I’ve only run across two or three people out here in California, who have heard of my daughter’s college.
Even when Caitlin tells people the name of her school-–Juniata College–they stumble on the pronunciation. I used to do the same thing before we visited the college that’s nestled in the Allegheny Mountains in rural Pennsylvania.
It’s obviously easier on the ego when you attend a school that’s instantly recognizable and that people can pronounce. People are impressed when you’ve got a UCLA decal slapped on your car. A Juniata decal? Not so much.
I mention this worship with higher ed brand names because Forbes magazine has just inaugurated its first annual issue that ranks colleges in a far different way than U.S. News & World Report.
I’m thrilled that Forbes is trying to evaluate colleges in a more meaningful way because US News’ methodology is nothing short of pathetic. As I’ve mentioned in my book, The College Solution and my blog in July, US News’ college rankings rely heavily on the general reputation of schools, how many kids a school rejects and how rich the endowments are. US News has never attempted to measure WHAT KIND OF LEARNING takes place in any schools. In contrast, Forbes makes a stab at measuring the quality of learning.

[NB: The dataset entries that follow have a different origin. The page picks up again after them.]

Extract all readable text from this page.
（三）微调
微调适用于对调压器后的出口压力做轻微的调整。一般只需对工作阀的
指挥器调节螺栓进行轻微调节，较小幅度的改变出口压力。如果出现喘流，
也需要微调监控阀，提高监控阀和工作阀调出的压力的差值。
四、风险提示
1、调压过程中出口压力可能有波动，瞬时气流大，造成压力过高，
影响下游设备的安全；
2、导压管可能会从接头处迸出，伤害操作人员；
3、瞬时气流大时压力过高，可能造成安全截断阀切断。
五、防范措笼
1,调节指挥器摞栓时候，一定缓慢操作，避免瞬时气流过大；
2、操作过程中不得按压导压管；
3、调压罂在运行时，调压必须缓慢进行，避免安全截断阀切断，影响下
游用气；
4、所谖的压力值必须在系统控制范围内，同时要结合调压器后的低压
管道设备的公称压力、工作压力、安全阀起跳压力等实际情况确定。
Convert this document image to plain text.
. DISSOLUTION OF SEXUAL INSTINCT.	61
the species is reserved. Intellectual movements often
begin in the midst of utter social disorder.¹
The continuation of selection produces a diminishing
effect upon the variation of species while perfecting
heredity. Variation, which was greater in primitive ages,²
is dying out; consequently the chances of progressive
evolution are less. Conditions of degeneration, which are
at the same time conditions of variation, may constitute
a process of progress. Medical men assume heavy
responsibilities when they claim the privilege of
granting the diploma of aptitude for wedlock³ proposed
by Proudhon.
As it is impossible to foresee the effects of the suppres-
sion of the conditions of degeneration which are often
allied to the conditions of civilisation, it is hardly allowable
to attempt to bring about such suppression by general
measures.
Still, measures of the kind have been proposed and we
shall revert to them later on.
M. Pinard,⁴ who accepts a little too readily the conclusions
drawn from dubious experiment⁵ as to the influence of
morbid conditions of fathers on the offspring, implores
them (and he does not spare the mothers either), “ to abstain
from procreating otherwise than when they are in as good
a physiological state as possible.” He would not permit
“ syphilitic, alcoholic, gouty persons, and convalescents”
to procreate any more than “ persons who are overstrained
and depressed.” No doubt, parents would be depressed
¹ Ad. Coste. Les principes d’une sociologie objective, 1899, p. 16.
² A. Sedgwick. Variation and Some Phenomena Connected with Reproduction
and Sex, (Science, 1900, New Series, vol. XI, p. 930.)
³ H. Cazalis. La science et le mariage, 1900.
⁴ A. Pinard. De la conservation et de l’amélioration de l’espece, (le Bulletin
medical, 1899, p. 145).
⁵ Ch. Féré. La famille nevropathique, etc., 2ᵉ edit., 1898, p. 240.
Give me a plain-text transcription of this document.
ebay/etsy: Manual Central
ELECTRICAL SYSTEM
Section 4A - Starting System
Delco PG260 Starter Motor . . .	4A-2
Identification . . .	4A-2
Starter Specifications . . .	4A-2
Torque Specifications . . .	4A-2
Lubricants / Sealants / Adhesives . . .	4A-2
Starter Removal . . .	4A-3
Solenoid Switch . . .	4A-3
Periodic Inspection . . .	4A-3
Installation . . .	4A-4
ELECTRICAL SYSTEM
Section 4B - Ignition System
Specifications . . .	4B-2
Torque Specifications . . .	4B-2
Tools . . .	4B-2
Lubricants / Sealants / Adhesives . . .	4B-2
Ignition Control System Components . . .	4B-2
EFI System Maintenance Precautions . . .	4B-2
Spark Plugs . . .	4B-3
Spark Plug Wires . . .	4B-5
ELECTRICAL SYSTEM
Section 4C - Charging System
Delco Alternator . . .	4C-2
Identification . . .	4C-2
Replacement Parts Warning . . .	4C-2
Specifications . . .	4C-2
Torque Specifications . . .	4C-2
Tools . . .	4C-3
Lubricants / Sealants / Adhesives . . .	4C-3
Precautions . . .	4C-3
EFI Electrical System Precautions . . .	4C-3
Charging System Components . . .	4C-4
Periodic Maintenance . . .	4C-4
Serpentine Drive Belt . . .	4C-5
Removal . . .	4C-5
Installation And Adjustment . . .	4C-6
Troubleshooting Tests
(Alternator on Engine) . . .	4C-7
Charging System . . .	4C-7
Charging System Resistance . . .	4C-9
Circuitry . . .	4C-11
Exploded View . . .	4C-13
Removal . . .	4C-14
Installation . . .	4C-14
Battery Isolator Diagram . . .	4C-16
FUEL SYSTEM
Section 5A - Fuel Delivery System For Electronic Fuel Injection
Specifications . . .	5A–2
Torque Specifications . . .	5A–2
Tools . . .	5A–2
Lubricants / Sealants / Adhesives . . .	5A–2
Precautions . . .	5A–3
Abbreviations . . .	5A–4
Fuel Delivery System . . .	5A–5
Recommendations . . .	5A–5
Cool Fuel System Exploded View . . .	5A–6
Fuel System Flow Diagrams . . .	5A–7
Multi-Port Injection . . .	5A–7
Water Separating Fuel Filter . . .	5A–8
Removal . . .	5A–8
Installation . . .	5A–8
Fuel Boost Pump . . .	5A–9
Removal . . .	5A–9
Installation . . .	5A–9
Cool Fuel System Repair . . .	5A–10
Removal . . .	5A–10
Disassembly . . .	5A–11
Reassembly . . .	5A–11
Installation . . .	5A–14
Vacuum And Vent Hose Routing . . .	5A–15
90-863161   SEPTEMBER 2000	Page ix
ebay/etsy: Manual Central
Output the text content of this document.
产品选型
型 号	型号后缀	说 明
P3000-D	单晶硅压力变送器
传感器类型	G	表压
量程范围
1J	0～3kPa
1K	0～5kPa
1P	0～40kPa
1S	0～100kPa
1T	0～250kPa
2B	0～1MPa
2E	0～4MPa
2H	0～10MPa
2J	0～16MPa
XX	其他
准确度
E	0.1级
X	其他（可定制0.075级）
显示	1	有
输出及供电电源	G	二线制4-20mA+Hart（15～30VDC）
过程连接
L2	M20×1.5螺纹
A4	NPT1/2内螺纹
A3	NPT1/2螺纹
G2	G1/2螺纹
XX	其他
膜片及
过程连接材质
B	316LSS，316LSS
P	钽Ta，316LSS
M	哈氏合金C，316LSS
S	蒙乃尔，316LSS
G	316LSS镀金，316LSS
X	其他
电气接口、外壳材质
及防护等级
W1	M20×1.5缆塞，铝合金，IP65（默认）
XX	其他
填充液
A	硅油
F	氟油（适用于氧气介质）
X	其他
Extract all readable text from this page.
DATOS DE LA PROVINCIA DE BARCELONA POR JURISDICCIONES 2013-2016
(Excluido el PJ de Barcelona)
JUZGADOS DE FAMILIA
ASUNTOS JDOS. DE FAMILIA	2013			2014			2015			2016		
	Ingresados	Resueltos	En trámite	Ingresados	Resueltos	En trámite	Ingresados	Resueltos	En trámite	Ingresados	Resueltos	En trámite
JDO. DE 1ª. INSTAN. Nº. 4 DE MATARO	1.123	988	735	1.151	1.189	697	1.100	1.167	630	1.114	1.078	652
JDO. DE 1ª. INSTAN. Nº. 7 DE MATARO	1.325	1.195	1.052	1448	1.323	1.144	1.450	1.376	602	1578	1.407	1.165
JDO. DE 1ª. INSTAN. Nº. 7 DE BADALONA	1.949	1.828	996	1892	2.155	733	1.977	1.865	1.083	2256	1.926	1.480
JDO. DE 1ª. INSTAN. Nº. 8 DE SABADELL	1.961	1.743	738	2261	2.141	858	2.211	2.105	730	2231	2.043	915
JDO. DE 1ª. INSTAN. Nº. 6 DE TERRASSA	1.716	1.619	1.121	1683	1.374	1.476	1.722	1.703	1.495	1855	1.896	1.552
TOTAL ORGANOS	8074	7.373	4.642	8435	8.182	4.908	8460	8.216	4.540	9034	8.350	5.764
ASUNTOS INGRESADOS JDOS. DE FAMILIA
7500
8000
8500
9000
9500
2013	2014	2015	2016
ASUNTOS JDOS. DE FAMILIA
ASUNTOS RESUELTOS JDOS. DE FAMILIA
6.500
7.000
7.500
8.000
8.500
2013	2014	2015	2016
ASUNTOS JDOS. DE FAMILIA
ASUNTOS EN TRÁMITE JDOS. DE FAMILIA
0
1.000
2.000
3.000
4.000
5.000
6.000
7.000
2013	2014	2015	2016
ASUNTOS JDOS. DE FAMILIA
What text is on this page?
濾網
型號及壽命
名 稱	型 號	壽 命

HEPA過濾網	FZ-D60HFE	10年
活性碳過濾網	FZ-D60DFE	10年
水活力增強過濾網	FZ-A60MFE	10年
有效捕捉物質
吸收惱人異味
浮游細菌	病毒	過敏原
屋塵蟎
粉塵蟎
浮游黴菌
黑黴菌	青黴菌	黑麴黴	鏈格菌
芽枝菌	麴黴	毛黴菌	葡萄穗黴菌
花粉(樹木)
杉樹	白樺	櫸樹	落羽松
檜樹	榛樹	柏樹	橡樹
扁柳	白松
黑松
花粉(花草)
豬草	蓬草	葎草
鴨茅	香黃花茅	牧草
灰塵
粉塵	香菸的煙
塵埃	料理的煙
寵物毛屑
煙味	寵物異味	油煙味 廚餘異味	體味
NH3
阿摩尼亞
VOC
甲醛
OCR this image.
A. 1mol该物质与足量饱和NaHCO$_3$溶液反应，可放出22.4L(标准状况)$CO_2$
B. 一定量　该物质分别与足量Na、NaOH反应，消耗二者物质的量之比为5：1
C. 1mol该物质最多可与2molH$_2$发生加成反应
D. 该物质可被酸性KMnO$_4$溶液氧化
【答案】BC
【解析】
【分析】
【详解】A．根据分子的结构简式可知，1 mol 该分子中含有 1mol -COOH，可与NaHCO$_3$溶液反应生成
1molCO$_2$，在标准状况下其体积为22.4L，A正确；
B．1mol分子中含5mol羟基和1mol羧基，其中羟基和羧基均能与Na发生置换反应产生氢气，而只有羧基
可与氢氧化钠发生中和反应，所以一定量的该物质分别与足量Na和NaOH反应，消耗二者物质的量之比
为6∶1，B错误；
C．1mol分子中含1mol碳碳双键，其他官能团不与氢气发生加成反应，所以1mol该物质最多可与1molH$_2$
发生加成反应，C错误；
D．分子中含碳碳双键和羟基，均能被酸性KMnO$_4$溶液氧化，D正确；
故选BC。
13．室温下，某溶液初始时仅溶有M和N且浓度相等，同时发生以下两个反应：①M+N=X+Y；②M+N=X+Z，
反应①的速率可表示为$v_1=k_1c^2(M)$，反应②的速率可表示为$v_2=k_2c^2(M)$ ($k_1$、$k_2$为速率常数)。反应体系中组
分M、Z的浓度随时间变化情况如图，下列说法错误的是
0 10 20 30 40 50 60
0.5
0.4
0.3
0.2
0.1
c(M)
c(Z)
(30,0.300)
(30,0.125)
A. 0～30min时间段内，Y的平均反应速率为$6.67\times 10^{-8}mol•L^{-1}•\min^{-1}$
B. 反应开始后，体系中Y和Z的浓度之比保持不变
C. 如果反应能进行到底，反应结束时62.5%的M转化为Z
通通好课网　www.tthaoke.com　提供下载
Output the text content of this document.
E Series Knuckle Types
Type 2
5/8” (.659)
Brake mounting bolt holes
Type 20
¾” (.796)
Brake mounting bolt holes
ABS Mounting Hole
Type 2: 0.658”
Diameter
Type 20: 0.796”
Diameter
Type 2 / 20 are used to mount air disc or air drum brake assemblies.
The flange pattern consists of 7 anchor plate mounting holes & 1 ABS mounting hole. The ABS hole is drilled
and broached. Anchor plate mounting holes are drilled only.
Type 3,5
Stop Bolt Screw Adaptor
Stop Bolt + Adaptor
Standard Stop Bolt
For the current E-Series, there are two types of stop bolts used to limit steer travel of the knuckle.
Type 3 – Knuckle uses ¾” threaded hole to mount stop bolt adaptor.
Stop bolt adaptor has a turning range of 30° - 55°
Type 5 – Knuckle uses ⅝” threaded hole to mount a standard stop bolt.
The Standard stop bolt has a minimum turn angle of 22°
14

Using this different methodology, lots of the higher ed pretty boys didn’t fare as well on the Forbes‘ list.
To be sure, there are many of the usual higher ed darlings at the top of the Forbes list 569 schools, like Princeton (1) , Cal Tech (2) , Harvard (3) and Swarthmore (4), but plenty of the biggest brand name schools that typically shine on the USNWR fell. Here are some examples: Cornell (121), Dartmouth (127), Washington University in St. Louis (146) , Carnegie Mellon (266) and the University of Southern California (300).
Higher up on the list are plenty of schools like Juniata that you’ve probably never heard of. Centre College (13) in Danville, KY, Wabash College, a men’s college in Crawfordsville, IN (12), New College of Florida in Sarasota (29), Westminster College in Fulton, MO, (39) and Knox College in Galesburg, IL (46), which is a school that is on my son’s list of colleges to visit this spring. By the way, my daughter’s school ranked (113) just two spots behind UCLA (111).
Researchers at the Center for College Affordability and Productivity compiled the list by starting with what they considered to be the top 15% of the nation’s four-year colleges and universities. So the pool began with 569 schools out of nearly 4,000 higher ed institutions in the country.
As Forbes reports, the research, which was overseen by Richard Vedder, an economist at Ohio University, clearly shows that students are happier with their educations at small schools. The median undergrad enrollment at the top 50 ranked schools is less than 2,300 and only one school that cracked the top 50 list — University of Virginia – has more than 10,000 students. Forbes explains that liberal arts colleges did extremely well because of the quality of their teachers and the personal attention students enjoy.
No ranking system is perfect, but at least the methodology behind the Forbes’ first annual college rankings seems to be headed in the right direction. Go ahead and take a look at the issue and make up your own mind.